When P = $\left( {{m}^{2}},-2m \right)$

So, we have a figure as,

Now we have to consider normal at P.

The equation of normal of parabola of type, ${{y}^{2}}=4x$ an point $\left( {{x}_{1}},{{y}_{1}} \right)$ is given by,

$\left( y-{{y}_{1}} \right)=\dfrac{-1}{\dfrac{dy}{dx}}\left( x-{{x}_{1}} \right)$

Given ${{y}^{2}}=4x$ , we will calculate $\dfrac{dy}{dx}$ now,

Differentiating above equation with respect to x we get,

$2y\dfrac{dy}{dx}=4$

Dividing by 2y both sides,

$\Rightarrow \dfrac{dy}{dx}=\dfrac{2}{y}$

Here point P has $\left( {{m}^{2}},-2m \right)$ as co – ordinate.

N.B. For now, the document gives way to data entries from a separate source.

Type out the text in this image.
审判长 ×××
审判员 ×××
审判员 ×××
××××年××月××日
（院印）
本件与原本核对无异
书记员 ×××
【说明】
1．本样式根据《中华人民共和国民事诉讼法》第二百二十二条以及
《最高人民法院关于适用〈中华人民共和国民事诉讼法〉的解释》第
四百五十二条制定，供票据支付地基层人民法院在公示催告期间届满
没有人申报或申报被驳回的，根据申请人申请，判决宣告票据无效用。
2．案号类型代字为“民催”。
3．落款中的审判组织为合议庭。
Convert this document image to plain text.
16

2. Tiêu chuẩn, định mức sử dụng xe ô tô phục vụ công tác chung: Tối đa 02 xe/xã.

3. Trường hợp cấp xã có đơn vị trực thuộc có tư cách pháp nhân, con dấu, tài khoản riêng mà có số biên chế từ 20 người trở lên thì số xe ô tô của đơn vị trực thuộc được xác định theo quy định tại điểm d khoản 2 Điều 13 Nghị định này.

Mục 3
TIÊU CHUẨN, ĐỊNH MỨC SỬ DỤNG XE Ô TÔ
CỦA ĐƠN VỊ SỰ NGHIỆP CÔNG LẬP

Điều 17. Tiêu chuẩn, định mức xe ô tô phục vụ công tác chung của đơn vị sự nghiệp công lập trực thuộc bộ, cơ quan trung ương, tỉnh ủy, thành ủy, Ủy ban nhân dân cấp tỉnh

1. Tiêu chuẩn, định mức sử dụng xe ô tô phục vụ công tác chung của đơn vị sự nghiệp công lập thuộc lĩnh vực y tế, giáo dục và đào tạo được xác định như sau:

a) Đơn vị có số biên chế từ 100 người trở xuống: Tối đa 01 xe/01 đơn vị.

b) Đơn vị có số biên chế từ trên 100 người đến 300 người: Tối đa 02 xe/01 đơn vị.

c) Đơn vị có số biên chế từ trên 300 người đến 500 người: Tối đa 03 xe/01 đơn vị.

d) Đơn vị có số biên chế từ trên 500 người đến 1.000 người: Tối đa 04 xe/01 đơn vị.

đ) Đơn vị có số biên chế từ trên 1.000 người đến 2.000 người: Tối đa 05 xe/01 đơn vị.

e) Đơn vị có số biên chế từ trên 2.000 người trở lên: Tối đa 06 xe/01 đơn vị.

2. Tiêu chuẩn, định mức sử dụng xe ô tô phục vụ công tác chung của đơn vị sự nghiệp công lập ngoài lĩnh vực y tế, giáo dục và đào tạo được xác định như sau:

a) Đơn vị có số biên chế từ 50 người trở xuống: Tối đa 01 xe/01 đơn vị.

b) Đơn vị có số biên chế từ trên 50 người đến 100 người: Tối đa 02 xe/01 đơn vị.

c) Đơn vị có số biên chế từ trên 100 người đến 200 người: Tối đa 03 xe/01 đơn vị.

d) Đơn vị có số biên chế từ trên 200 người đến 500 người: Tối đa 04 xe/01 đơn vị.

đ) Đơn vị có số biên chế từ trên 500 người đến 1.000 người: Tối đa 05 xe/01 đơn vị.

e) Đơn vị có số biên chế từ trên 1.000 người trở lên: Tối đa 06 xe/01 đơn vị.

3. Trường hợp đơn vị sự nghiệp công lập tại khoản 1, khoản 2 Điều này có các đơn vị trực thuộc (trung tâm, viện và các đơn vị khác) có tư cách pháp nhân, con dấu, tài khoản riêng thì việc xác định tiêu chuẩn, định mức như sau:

Then at P; $\dfrac{dy}{dx}=\dfrac{2}{\left( -2m \right)}$ as y = 2m at P.

$\Rightarrow \dfrac{dy}{dx}=-\dfrac{1}{m}$

Substituting $\left( {{x}_{1}},{{y}_{1}} \right)=\left( {{m}^{2}},-2m \right)$ and $\dfrac{dy}{dx}=-\dfrac{1}{m}$ in equation of normal of parabola we get;

$y-\left( -2m \right)=\dfrac{-1}{\dfrac{-1}{m}}\left( x-{{m}^{2}} \right)$

Cancelling common negative,

$\Rightarrow y+2m=m\left( x-{{m}^{2}} \right)$

$\Rightarrow y+2m=mx-{{m}^{3}}$

Subtracting 2m both sides,

$\Rightarrow y=mx-{{m}^{3}}-2m$ - (1)

This is the equation of normal.

Given that normal makes an equal angle with the axis.

The slope = m = $\tan \dfrac{\pi }{4}$ .

And the value of $\tan \dfrac{\pi }{4}$ = 1.

$\Rightarrow m=1$

Substituting m = 1 in equation (1) we get,

$\Rightarrow y=x-1-2$

$\Rightarrow y=x-3$

Now finally we have to calculate $P=\left( {{m}^{2}},-2m \right)$ ,

$\Rightarrow P=\left( +1,-2 \right)$

So the point is (1, -2) and it is (1, +2) when P is taken as (-y, +2m).

So option (a) is correct.

Note: Student may get confused while assuming co – ordinates of point P at $\left( {{m}^{2}},+2m \right)$ or $\left( {{m}^{2}},-2m \right)$ . Both are correct, you can proceed for selecting any one of above as co – ordinate of P and then proceed for solution. Finally at the end you can use the other left one to get the full solution.